Moreover, the author found no increase in stability between the 1958 and 1970 birth cohort.

These findings agree with the other literature I've seen about the relative stability and instability of same-sex vs. opposite-sex couples.

Rafter responds by calling Maggie's citation of the study an "insult to same-sex couples" which is aimed to "demonize" and "harm" them and implies a "insidious mission."

Rafter concludes this way (to make it easier to respond, I'm numbering his sentences):

[1] This is an insulting and flawed argument. [2] I am one of the many, many LGBT people in a stable, committed same-sex relationship, and my heterosexual parents are currently going through a divorce. [3] People put a great deal of time, commitment, and energy into forming meaningful relationships – regardless of whether they are same-sex or opposite-sex unions. [4] To sweepingly imply that one demographic is more prone to breakups – and to use that claim as a reason to deny an entire community of people basic rights such as marriage and the ability to start a family – is as offensive as it is inaccurate.

Let's take these in turn:

Sentence 1: Rafter's statement is not an argument, just an accusation.

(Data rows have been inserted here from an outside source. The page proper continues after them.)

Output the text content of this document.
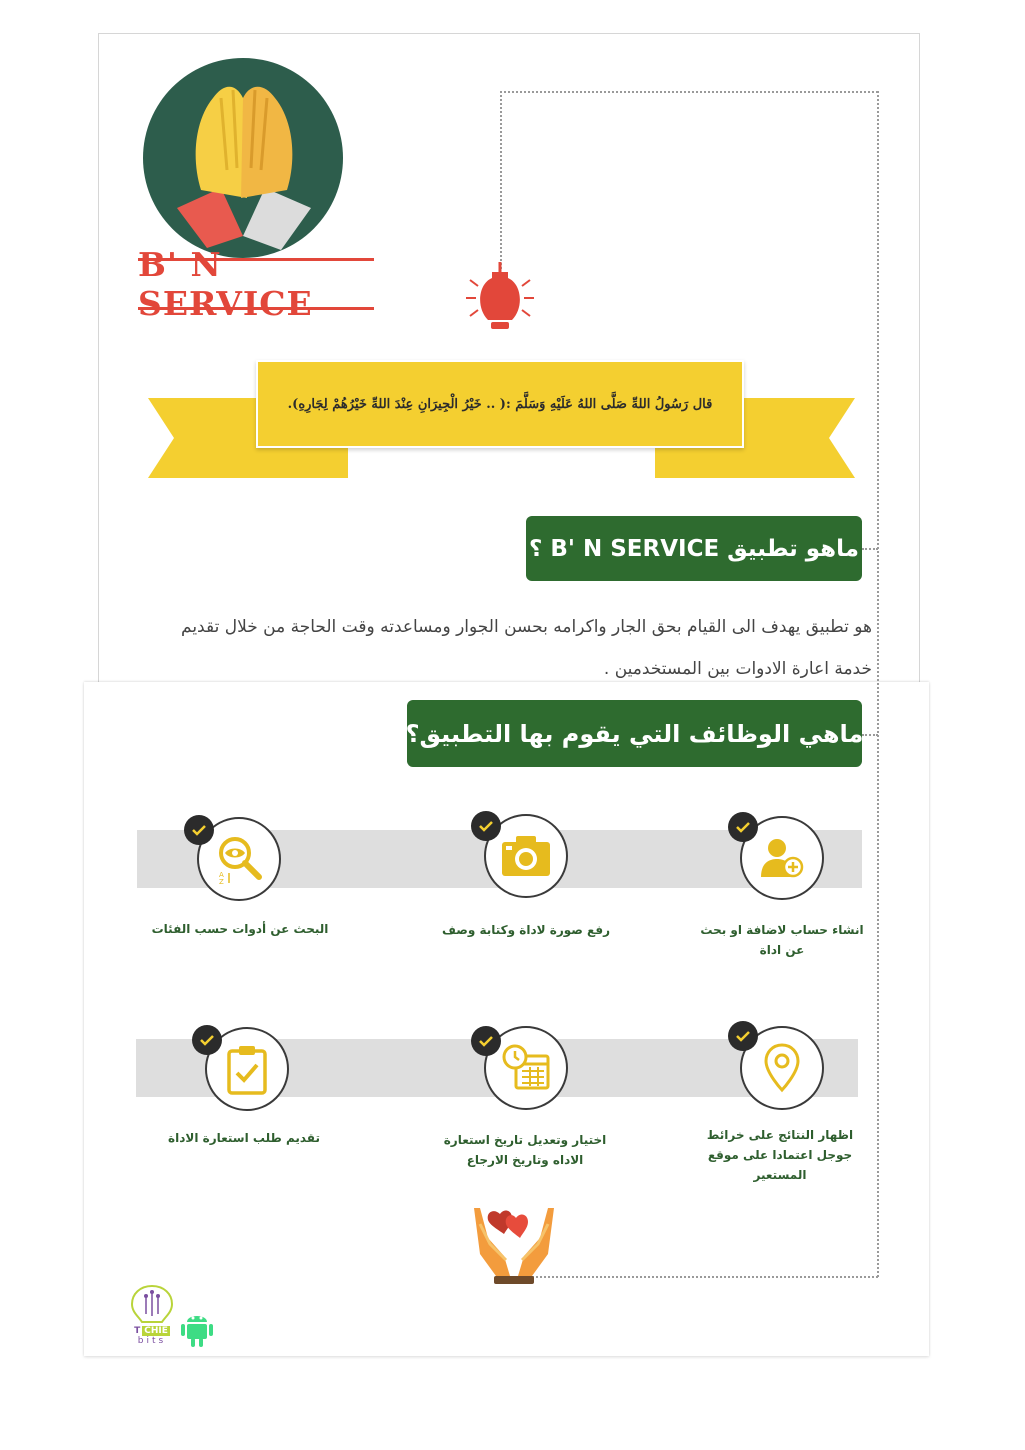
B' N SERVICE
قال رَسُولُ اللهِّ صَلَّى اللهُ عَلَيْهِ وَسَلَّمَ :( .. خَيْرُ الْجِيرَانِ عِنْدَ اللهِّ خَيْرُهُمْ لِجَارِهِ).
ماهو تطبيق B' N SERVICE ؟
هو تطبيق يهدف الى القيام بحق الجار واكرامه بحسن الجوار ومساعدته وقت الحاجة من خلال تقديم
خدمة اعارة الادوات بين المستخدمين .
ماهي الوظائف التي يقوم بها التطبيق؟
انشاء حساب لاضافة او بحث عن اداة
رفع صورة لاداة وكتابة وصف
A
Z
البحث عن أدوات حسب الفئات
اظهار النتائج على خرائط جوجل اعتمادا على موقع المستعير
اختيار وتعديل تاريخ استعارة الاداه وتاريخ الارجاع
تقديم طلب استعارة الاداة
T CHIE
bits
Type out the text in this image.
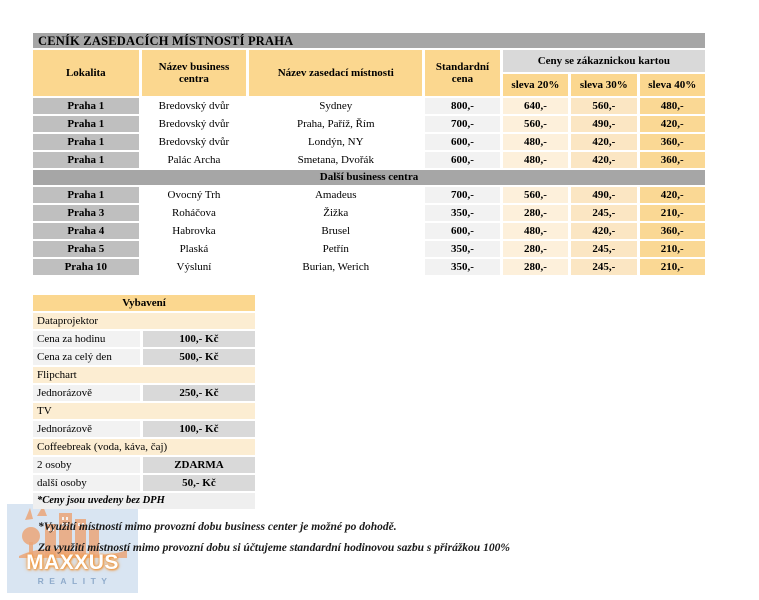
CENÍK ZASEDACÍCH MÍSTNOSTÍ PRAHA						
Lokalita	Název business centra	Název zasedací místnosti	Standardní cena	Ceny se zákaznickou kartou		
				sleva 20%	sleva 30%	sleva 40%
Praha 1	Bredovský dvůr	Sydney	800,-	640,-	560,-	480,-
Praha 1	Bredovský dvůr	Praha, Paříž, Řím	700,-	560,-	490,-	420,-
Praha 1	Bredovský dvůr	Londýn, NY	600,-	480,-	420,-	360,-
Praha 1	Palác Archa	Smetana, Dvořák	600,-	480,-	420,-	360,-
Další business centra						
Praha 1	Ovocný Trh	Amadeus	700,-	560,-	490,-	420,-
Praha 3	Roháčova	Žižka	350,-	280,-	245,-	210,-
Praha 4	Habrovka	Brusel	600,-	480,-	420,-	360,-
Praha 5	Plaská	Petřín	350,-	280,-	245,-	210,-
Praha 10	Výsluní	Burian, Werich	350,-	280,-	245,-	210,-
Vybavení	
Dataprojektor	
Cena za hodinu	100,- Kč
Cena za celý den	500,- Kč
Flipchart	
Jednorázově	250,- Kč
TV	
Jednorázově	100,- Kč
Coffeebreak (voda, káva, čaj)	
2 osoby	ZDARMA
další osoby	50,- Kč
*Ceny jsou uvedeny bez DPH	
MAXXUS
REALITY
*Využití místností mimo provozní dobu business center je možné po dohodě.
Za využití místností mimo provozní dobu si účtujeme standardní hodinovou sazbu s přirážkou 100%
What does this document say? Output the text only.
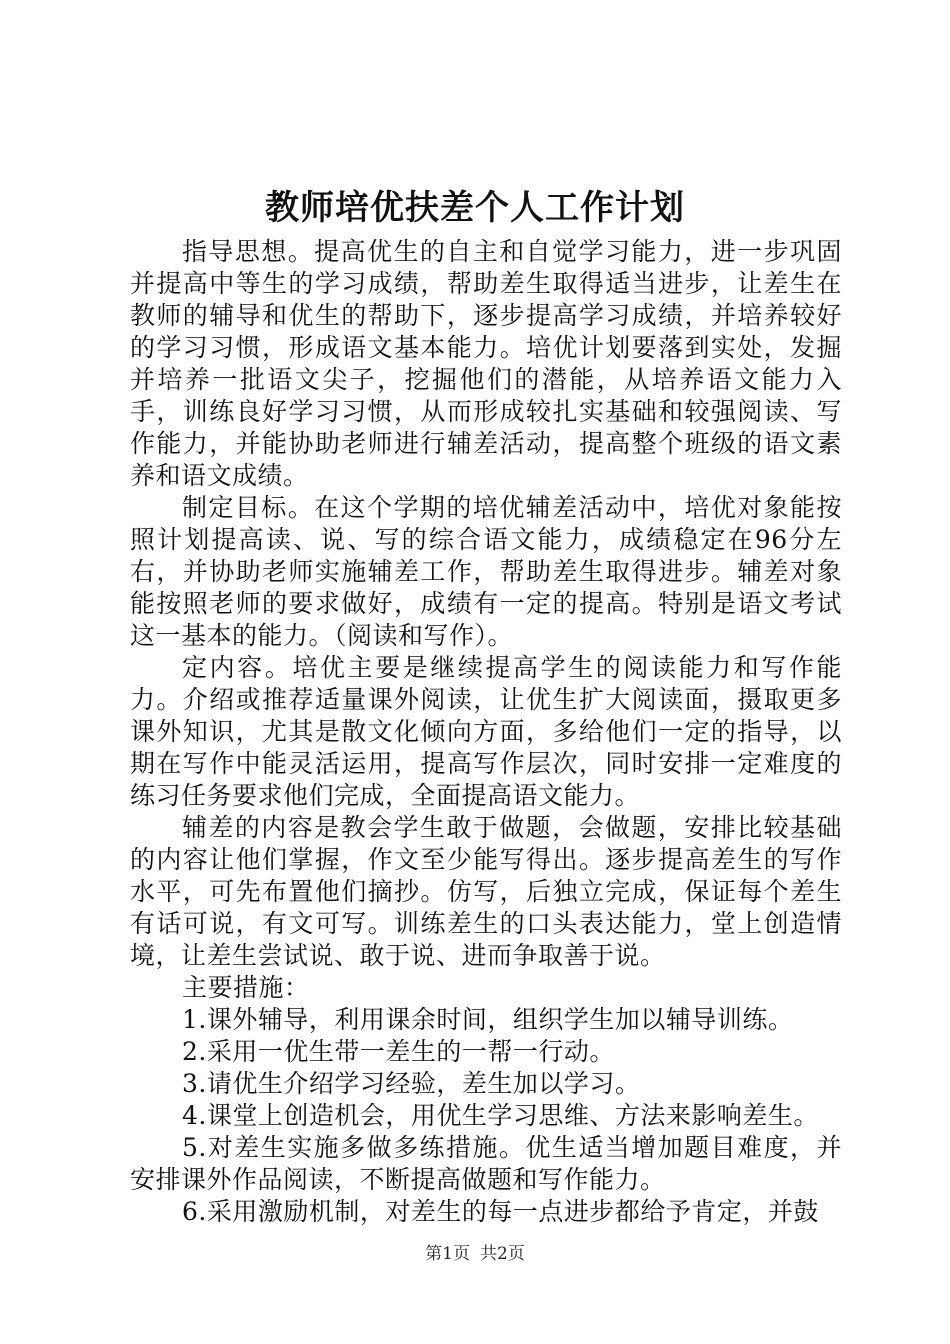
教师培优扶差个人工作计划

指导思想。提高优生的自主和自觉学习能力，进一步巩固并提高中等生的学习成绩，帮助差生取得适当进步，让差生在教师的辅导和优生的帮助下，逐步提高学习成绩，并培养较好的学习习惯，形成语文基本能力。培优计划要落到实处，发掘并培养一批语文尖子，挖掘他们的潜能，从培养语文能力入手，训练良好学习习惯，从而形成较扎实基础和较强阅读、写作能力，并能协助老师进行辅差活动，提高整个班级的语文素养和语文成绩。

制定目标。在这个学期的培优辅差活动中，培优对象能按照计划提高读、说、写的综合语文能力，成绩稳定在96分左右，并协助老师实施辅差工作，帮助差生取得进步。辅差对象能按照老师的要求做好，成绩有一定的提高。特别是语文考试这一基本的能力。（阅读和写作）。

定内容。培优主要是继续提高学生的阅读能力和写作能力。介绍或推荐适量课外阅读，让优生扩大阅读面，摄取更多课外知识，尤其是散文化倾向方面，多给他们一定的指导，以期在写作中能灵活运用，提高写作层次，同时安排一定难度的练习任务要求他们完成，全面提高语文能力。

辅差的内容是教会学生敢于做题，会做题，安排比较基础的内容让他们掌握，作文至少能写得出。逐步提高差生的写作水平，可先布置他们摘抄。仿写，后独立完成，保证每个差生有话可说，有文可写。训练差生的口头表达能力，堂上创造情境，让差生尝试说、敢于说、进而争取善于说。

主要措施：

1.课外辅导，利用课余时间，组织学生加以辅导训练。

2.采用一优生带一差生的一帮一行动。

3.请优生介绍学习经验，差生加以学习。

4.课堂上创造机会，用优生学习思维、方法来影响差生。

5.对差生实施多做多练措施。优生适当增加题目难度，并安排课外作品阅读，不断提高做题和写作能力。

6.采用激励机制，对差生的每一点进步都给予肯定，并鼓

第1页 共2页
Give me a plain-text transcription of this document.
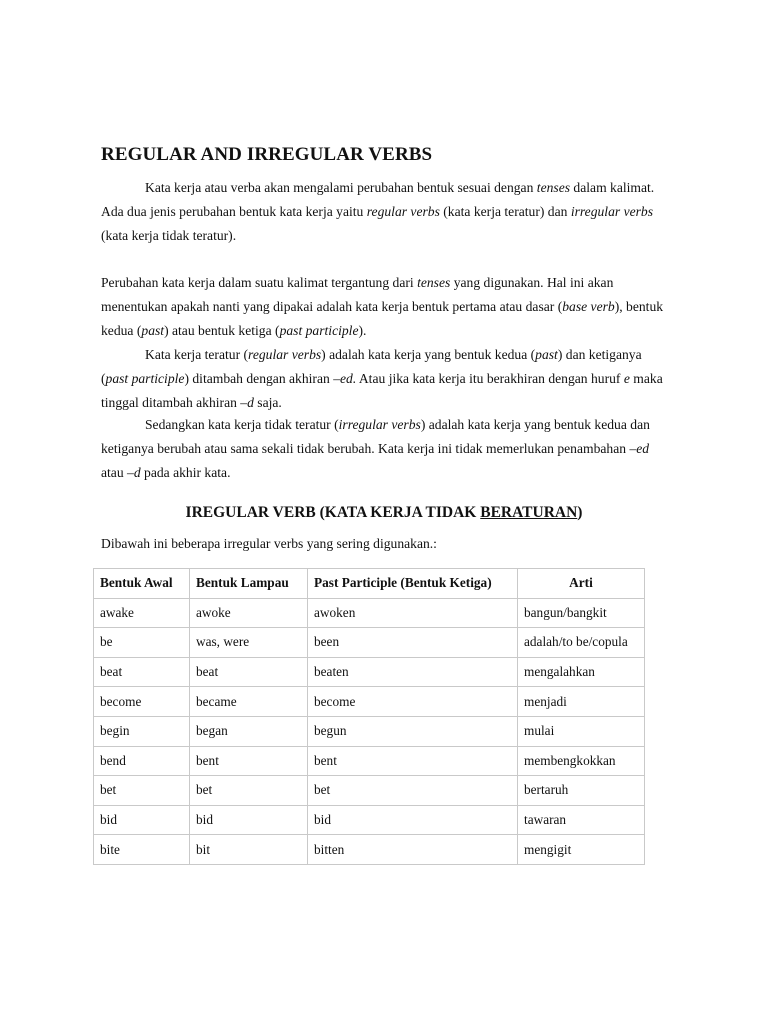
REGULAR AND IRREGULAR VERBS

Kata kerja atau verba akan mengalami perubahan bentuk sesuai dengan tenses dalam kalimat. Ada dua jenis perubahan bentuk kata kerja yaitu regular verbs (kata kerja teratur) dan irregular verbs (kata kerja tidak teratur).

Perubahan kata kerja dalam suatu kalimat tergantung dari tenses yang digunakan. Hal ini akan menentukan apakah nanti yang dipakai adalah kata kerja bentuk pertama atau dasar (base verb), bentuk kedua (past) atau bentuk ketiga (past participle).

Kata kerja teratur (regular verbs) adalah kata kerja yang bentuk kedua (past) dan ketiganya (past participle) ditambah dengan akhiran –ed. Atau jika kata kerja itu berakhiran dengan huruf e maka tinggal ditambah akhiran –d saja.

Sedangkan kata kerja tidak teratur (irregular verbs) adalah kata kerja yang bentuk kedua dan ketiganya berubah atau sama sekali tidak berubah. Kata kerja ini tidak memerlukan penambahan –ed atau –d pada akhir kata.

IREGULAR VERB (KATA KERJA TIDAK BERATURAN)

Dibawah ini beberapa irregular verbs yang sering digunakan.:

Bentuk Awal	Bentuk Lampau	Past Participle (Bentuk Ketiga)	Arti
awake	awoke	awoken	bangun/bangkit
be	was, were	been	adalah/to be/copula
beat	beat	beaten	mengalahkan
become	became	become	menjadi
begin	began	begun	mulai
bend	bent	bent	membengkokkan
bet	bet	bet	bertaruh
bid	bid	bid	tawaran
bite	bit	bitten	mengigit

Sentence 2: Rafter provides in evidence of his counter-position exactly 2 couples - him and his parents. This is anecdotal. I could just as easily say all the heterosexuals I know are stable and all the gay people I know are not, but this would not be an argument either.

Sentence 3: We can grant that many people put time and energy into forming relationships. But the question which the author of the Journal of Marriage and Family actually looked at is whether they are successful in doing so. The author argued that we one can observe significant differences between the various groups he studied. Rafter chooses to ignore this legitimate discussion.

Sentence 4: Gallagher (and the author of the journal article) didn't "sweepingly imply" anything. The author of the journal article conducted scientific research and provided evidence for his conclusions. If anyone is "sweepingly implying" it's clearly Rafter! Finally, Gallagher was very modest about what she actually concluded from the evidence. She explicitly said: "This of course cannot tell us how children fare on average when they are raised by stable same-sex couples, or whether gay marriage will significantly increase stability in same-sex couples." Does that sound like a "sweepingly implying" sentence? Hardly.

If Rafter wants to look at the evidence we do have of same-sex marital stability, we can look at it:

"Stockholm University’s study seems to confirm the American trend. In Norway, male same-sex marriages are 50 percent more likely to end in divorce than heterosexual marriages, and female same-sex marriages are an astonishing 167 percent more likely to be dissolved. In Sweden, the divorce risk for male-male partnerships is 50 percent higher than for heterosexual marriages, and the divorce risk for female partnerships is nearly double that for men."

If Rafter actually had conclusive proof for his positions he would state it. Instead he chose to attack Gallagher and the Journal of Marriage and Family. This does a disservice to reasonable debate, and it's notable considering how much time HRC spends accusing pro-marriage advocates of engaging in heated and empty rhetoric. Pot, meet kettle.

Rafter's posturing may please his readers at HRC, but fair-minded outside observers should take note of how both sides of this debate are actually conducting it.